At trial it also emerged Dolphin had been a college student studying public services, which included a topic detailing the horrifying effects of terrorism and terrorist attacks on civilians.
As well as the illegal explosives, Dolphin had a variety of militaria on his bedroom shelf, “all perfectly legal” according to prosecutor Matthew Brook, including an inert Second World War German army potato-masher grenade and mortar bomb, as well as various decommissioned rifle and machine gun rounds.
Dolphin was also found guilty of six counts of having documents likely to be of use to terrorists on his USB drive.
Those files included a manual for how to build a 12-guage pump-action shotgun and “automatic assault shotgun”, a guide to arson attacks, including what parts of a building to target for maximum effect, a recipe for plastic explosive entitled “Homemade C4” and a copy of the Anarchist’s Cookbook, as well as another, named “The Big Book of Mischief”.

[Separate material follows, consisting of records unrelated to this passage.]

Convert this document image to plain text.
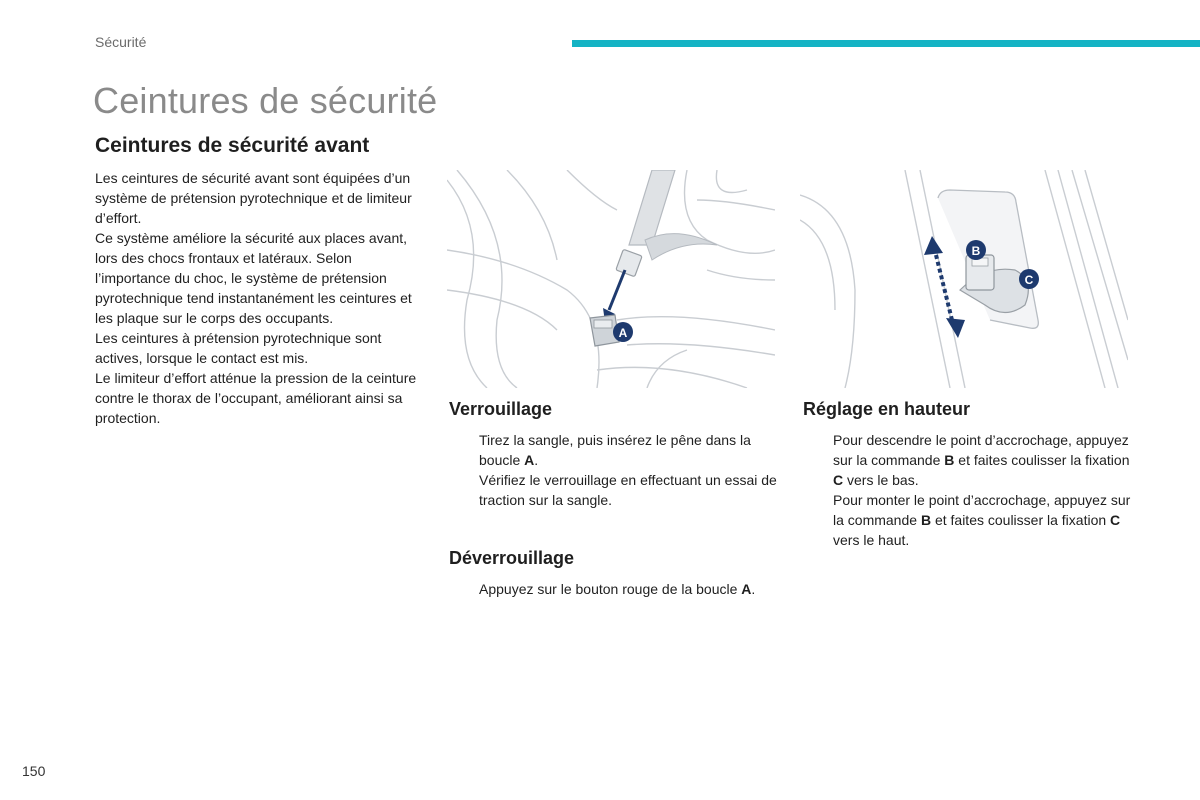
Sécurité
Ceintures de sécurité
Ceintures de sécurité avant

Les ceintures de sécurité avant sont équipées d’un système de prétension pyrotechnique et de limiteur d’effort.

Ce système améliore la sécurité aux places avant, lors des chocs frontaux et latéraux. Selon l’importance du choc, le système de prétension pyrotechnique tend instantanément les ceintures et les plaque sur le corps des occupants.

Les ceintures à prétension pyrotechnique sont actives, lorsque le contact est mis.

Le limiteur d’effort atténue la pression de la ceinture contre le thorax de l’occupant, améliorant ainsi sa protection.

A
B
C
Verrouillage
Tirez la sangle, puis insérez le pêne dans la boucle A.
Vérifiez le verrouillage en effectuant un essai de traction sur la sangle.
Déverrouillage
Appuyez sur le bouton rouge de la boucle A.
Réglage en hauteur
Pour descendre le point d’accrochage, appuyez sur la commande B et faites coulisser la fixation C vers le bas.
Pour monter le point d’accrochage, appuyez sur la commande B et faites coulisser la fixation C vers le haut.
150
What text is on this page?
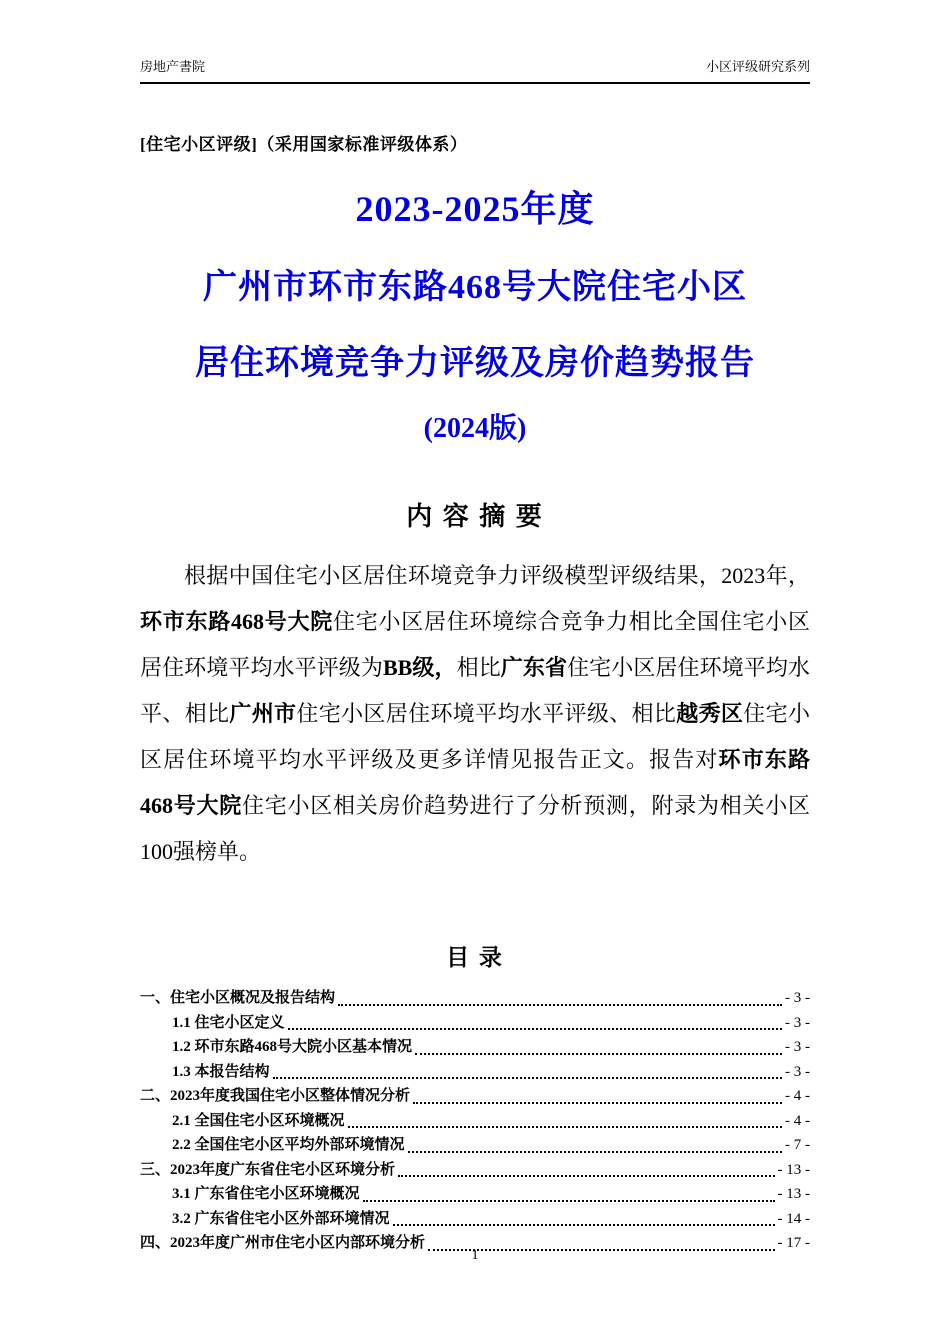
房地产書院	小区评级研究系列
[住宅小区评级]（采用国家标准评级体系）
2023-2025年度
广州市环市东路468号大院住宅小区
居住环境竞争力评级及房价趋势报告
(2024版)
内 容 摘 要

根据中国住宅小区居住环境竞争力评级模型评级结果，2023年，环市东路468号大院住宅小区居住环境综合竞争力相比全国住宅小区居住环境平均水平评级为BB级，相比广东省住宅小区居住环境平均水平、相比广州市住宅小区居住环境平均水平评级、相比越秀区住宅小区居住环境平均水平评级及更多详情见报告正文。报告对环市东路468号大院住宅小区相关房价趋势进行了分析预测，附录为相关小区100强榜单。

目 录
一、住宅小区概况及报告结构	- 3 -
1.1 住宅小区定义	- 3 -
1.2 环市东路468号大院小区基本情况	- 3 -
1.3 本报告结构	- 3 -
二、2023年度我国住宅小区整体情况分析	- 4 -
2.1 全国住宅小区环境概况	- 4 -
2.2 全国住宅小区平均外部环境情况	- 7 -
三、2023年度广东省住宅小区环境分析	- 13 -
3.1 广东省住宅小区环境概况	- 13 -
3.2 广东省住宅小区外部环境情况	- 14 -
四、2023年度广州市住宅小区内部环境分析	- 17 -
1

Mr Brook said the encrypted files were found in electronic folders with the name “Boogaloo”, which he said was a “significant” fact.
“Because in right-wing circles Boogaloo often means civil war or a race war,” added the prosecution barrister.
“A race war that white supremacist groups want because if they think there is a race war they can then rise up and take control.”
Dolphin was also convicted of recklessly sharing online material which could encourage terrorism: a video of the fatal Tops Supermarket attack in Buffalo, New York, in which 10 people were killed by white supremacist 18-year-old Peyton Gendron, in May last year.
He also had a copy of the footage of Brenton Tarrant’s New Zealand Christchurch mosques gun attack in which 51 people were killed by the far-right extremist in 2019.
Dolphin, who shrugged his shoulders while keeping his hands in his pockets as some of the verdicts were read out, will be sentenced on May 11.
Speaking afterwards, Chief Superintendent Mark Payne, head of West Midlands counter terrorism unit, said: “This was clearly a young man with a really dangerous mindset.
“I’ve got no doubt at all that his intent was to cause harm.”